Many patients with chronic dermatologic disease report decreased quality of life and adverse characteristics of treatment as major factors contributing to the impact of psoriasis. Home phototherapy and standard outpatient phototherapy are associated with significant and similar increases in quality of life. However, home phototherapy is associated with a significantly lower burden of treatment [33]. A greater sense of control, self-confidence, and well-being may be achieved with home phototherapy [58]. Home phototherapy, which eliminates the burden of travel, time lost from work, and interference with other family and social activities, is more convenient, less stressful, and poses fewer impediments to normal life [4]. Stress is thought to be a factor in psoriasis exacerbations. Thus, home phototherapy, which reduces patient stress levels in response to outpatient visits, may prove to have a beneficial effect in reducing the number and frequency of exacerbations in psoriasis patients.

Medico-legal issues and monitoring

As with any form of prescribed treatment, there are certain medico-legal issues that must be considered. Medico-legal issues are not a major obstacle in the use of home phototherapy regimens for a variety of reasons. These include: proper patient selection (limiting its use to patients with prior demonstrated therapeutic response to phototherapy and who can be relied on to maintain regular follow up), built-in control devices (such as the prescription controlled timers which limit number of sessions between office visits), and the history and documented record of the safety of home phototherapy compared to other alternatives (such as methotrexate, which has systemic toxicities). Adequate monitoring with close clinical follow up ensures that treatment is safe and effective. This also allows for the regimen to be adjusted in the event of suboptimal response to treatment or reported adverse events.


Home phototherapy is an effective means of treating chronic photoresponsive dermatoses. Efficacy, lower cost, convenience of use, and better quality of life all contribute to patient preference and better adherence.

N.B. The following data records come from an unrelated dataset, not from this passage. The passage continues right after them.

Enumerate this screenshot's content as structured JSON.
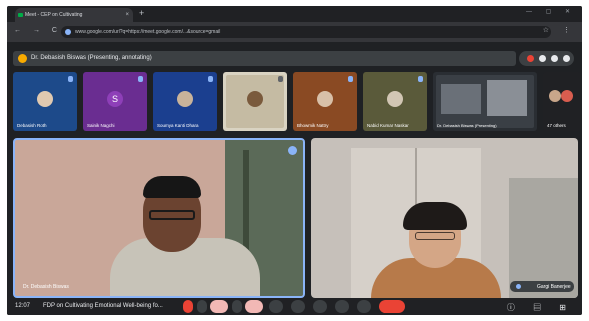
{
  "browser": {
    "tab_title": "Meet - CEP on Cultivating",
    "tab_close": "×",
    "new_tab": "+",
    "url": "www.google.com/url?q=https://meet.google.com/...&source=gmail",
    "nav": "← → C",
    "window_controls": "— ▢ ✕",
    "menu_icons": "☆ ⋮"
  },
  "meet": {
    "presenting_label": "Dr. Debasish Biswas (Presenting, annotating)",
    "participants": [
      {
        "name": "Debasish Roth",
        "initial": "",
        "bg": "#1d4a8a"
      },
      {
        "name": "Sainik Nagchi",
        "initial": "S",
        "bg": "#6a2d91"
      },
      {
        "name": "Soumya Kanti Dhara",
        "initial": "",
        "bg": "#1b3f8f"
      },
      {
        "name": "",
        "initial": "",
        "bg": "#d9d3c2"
      },
      {
        "name": "Bhowmik Nattry",
        "initial": "",
        "bg": "#8a4a23"
      },
      {
        "name": "Nabid Kumar Naskar",
        "initial": "",
        "bg": "#5a5a3a"
      },
      {
        "name": "Dr. Debasish Biswas (Presenting)",
        "initial": "",
        "bg": "#2a2e33"
      },
      {
        "name": "47 others",
        "initial": "",
        "bg": "#202124"
      }
    ],
    "main_left_name": "Dr. Debasish Biswas",
    "main_right_name": "Gargi Banerjee",
    "meeting_time": "12:07",
    "meeting_title": "FDP on Cultivating Emotional Well-being fo...",
    "right_icons": "ⓘ ▤ ⊞"
  }
}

The development of narrow-band UVB and safety features for the various home units have helped to make this form of therapy more appropriate and less hazardous. The variety of sizes and options offered by the newer home phototherapy units allows better treatment of different areas and distributions of disease. Cost has become an even more important consideration in evaluating medical treatment options and home phototherapy is less costly than many alternatives. Home phototherapy has broadened therapeutic options, improved the quality of life for many patients, and should be considered as a primary treatment option for psoriasis treatment.